Notes on John 1:2
December 27th, 2007 by Dim BulbMost of the Biblical notes on this site are my own, however, what follows comes from a public domain work. To view the previous entry on John 1:1 go here. To view my personal notes on John 1:19-51 go here, here, and here.
1:2 The same (or that one) was in the beginning with God.
Latin: hoc erat in principio apud Deum.
The emphatic opening of verse 2 (Greek, houtos) reiterates and gives added emphasis to the opening verse with its three great truths; i.e., the Word’s eternity, His distinct personality, and His essential unity with the Father. “Various attempts have been made by the Unitarians to escape the invincible argument for a Second Divine Person which these opening verses of our Gospel contain.
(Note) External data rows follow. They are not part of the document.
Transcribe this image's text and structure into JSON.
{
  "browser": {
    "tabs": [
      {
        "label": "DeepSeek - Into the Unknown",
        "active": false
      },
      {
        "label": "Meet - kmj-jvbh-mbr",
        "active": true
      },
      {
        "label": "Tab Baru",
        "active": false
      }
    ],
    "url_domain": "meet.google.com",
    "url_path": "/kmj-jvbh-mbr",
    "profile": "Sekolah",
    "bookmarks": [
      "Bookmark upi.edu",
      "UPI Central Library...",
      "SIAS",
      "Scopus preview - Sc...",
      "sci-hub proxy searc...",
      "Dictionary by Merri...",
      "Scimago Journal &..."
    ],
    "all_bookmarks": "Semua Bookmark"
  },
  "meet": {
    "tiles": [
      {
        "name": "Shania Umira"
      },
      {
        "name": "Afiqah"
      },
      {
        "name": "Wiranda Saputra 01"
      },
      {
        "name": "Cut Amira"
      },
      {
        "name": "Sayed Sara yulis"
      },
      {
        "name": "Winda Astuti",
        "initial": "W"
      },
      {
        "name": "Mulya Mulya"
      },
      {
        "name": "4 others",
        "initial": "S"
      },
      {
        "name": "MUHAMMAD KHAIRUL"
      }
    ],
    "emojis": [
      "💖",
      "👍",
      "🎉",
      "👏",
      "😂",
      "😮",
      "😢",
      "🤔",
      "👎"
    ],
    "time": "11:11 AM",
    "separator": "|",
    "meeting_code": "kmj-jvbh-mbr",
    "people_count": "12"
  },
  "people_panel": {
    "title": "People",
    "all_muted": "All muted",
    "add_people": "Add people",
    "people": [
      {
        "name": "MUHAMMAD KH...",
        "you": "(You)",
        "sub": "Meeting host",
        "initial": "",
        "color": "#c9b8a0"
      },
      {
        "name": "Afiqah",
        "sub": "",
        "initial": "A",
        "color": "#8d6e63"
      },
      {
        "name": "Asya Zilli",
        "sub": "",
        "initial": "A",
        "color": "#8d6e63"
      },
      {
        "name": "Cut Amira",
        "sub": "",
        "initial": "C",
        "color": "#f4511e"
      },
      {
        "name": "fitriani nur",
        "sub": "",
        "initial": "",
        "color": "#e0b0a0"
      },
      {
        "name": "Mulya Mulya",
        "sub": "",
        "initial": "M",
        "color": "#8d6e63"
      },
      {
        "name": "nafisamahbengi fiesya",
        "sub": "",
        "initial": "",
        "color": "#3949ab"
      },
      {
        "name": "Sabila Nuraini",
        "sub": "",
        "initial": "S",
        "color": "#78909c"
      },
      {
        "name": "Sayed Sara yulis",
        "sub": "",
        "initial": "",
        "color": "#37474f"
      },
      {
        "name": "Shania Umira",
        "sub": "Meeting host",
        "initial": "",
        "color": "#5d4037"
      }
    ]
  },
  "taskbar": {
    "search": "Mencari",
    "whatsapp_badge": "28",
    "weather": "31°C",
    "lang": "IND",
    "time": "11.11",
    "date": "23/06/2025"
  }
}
Thus, they put a full stop after the the last “erat” of verse 1; and, taking the words in the order in which they occur in the Greek and Latin, make the sense of the third clause: “and God was.” Then they join “verbum,” the last word of verse 1, with verse 2: “This Word was in the beginning with God.” But even if we granted to the Unitarians this punctuation of the verses, the sense of the third clause would still be that the Word was God, and not that God existed. For “Deus” (in Greek, theos without the article), in the beginning of the third clause ought still to be regarded as the predicate, with “verbum” of the preceding clauses as the subject. This follows not merely from the absence of the Greek article already alluded to, but also from the absurdity of the Unitarian view, which supposes that St John thought it necessary, after telling us that the Word was with God, to tell us that God existed!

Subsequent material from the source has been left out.